Cakra is offering Cokal shareholders a choice of:
- An all cash consideration at Aus$0.16 per Cokal share; or
- An all share consideration of 10.327 Cakra shares for every 1 Cokal share; or
- A mix of cash and share consideration - a combination of cash and Cakra shares, at the election of Cokal shareholders.
Cokal directors consider that the Cakra offer is fair and reasonable in the absence of a superior proposal or material adverse change, for the reasons set out in the target’s statement.
The target’s statement explains, however that Cokal directors are unable to form a final view at this stage as to whether the Cakra share consideration represents fair value. Directors will have more information when the Cakra Rights Issue has been finally approved, priced and completed.
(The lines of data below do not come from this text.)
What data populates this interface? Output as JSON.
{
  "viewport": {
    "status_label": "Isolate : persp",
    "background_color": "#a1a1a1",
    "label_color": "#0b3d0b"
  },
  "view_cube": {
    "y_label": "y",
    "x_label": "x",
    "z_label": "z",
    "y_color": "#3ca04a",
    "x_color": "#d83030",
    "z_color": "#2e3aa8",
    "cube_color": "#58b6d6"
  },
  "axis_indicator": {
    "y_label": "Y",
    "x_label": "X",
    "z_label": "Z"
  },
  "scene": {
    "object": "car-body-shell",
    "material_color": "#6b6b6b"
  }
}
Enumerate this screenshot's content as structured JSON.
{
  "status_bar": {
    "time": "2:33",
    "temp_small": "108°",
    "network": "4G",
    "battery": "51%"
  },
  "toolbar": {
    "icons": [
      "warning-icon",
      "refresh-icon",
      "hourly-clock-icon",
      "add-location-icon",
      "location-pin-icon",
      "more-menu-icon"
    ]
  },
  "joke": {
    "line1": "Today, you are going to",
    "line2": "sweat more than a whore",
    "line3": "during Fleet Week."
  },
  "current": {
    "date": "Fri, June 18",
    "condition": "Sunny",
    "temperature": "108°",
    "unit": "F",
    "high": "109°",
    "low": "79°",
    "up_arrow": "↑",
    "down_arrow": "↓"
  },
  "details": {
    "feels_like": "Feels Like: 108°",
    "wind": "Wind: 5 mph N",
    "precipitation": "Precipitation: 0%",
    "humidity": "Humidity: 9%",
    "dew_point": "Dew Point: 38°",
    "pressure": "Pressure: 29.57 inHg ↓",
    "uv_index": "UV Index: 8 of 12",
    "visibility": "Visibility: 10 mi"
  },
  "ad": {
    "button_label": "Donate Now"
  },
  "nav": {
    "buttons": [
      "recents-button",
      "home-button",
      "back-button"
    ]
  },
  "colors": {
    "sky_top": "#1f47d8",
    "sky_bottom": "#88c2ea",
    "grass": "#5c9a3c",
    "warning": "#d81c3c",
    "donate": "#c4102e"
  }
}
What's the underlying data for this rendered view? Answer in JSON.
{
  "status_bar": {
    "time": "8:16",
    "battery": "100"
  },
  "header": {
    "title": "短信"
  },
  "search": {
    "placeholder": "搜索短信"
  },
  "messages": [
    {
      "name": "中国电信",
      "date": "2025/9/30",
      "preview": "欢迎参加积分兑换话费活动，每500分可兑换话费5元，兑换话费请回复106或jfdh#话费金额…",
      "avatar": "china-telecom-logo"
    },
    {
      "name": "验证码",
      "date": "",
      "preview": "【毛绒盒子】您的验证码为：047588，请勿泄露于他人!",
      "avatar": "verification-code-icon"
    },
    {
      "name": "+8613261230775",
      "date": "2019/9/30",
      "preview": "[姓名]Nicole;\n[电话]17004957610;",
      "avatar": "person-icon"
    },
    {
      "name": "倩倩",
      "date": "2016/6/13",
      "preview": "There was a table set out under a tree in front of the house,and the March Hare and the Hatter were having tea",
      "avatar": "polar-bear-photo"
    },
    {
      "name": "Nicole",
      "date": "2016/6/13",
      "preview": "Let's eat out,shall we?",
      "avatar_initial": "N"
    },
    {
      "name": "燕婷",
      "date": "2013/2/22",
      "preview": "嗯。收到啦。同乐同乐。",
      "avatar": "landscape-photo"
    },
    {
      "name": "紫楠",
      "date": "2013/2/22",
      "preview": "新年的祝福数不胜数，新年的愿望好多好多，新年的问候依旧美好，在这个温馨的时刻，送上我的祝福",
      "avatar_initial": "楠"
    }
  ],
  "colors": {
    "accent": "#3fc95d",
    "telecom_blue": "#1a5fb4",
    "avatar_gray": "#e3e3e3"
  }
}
Accordingly, the directors recommend that Cokal shareholders take no further action until Cakra’s Rights Issue is finally approved, priced and completed, and Cokal directors can provide further guidance as to the value of the share consideration.
An independent expert, BDO Corporate Finance (QLD) Ltd, has also reviewed the Cakra offer and concluded that it is fair and reasonable to Cokal shareholders because there is cash consideration available which the independent expert considers fair and reasonable.
The target’s statement has been served on Cakra and lodged with the Australian Securities and Investments Commission.
Cokal is an Australian listed company with the objective of becoming a metallurgical coal producer with a global presence. Cokal has interests in five projects in Central Kalimantan and one project, which holds three exploration licences, in West Kalimantan, Indonesia considered prospective for metallurgical coal.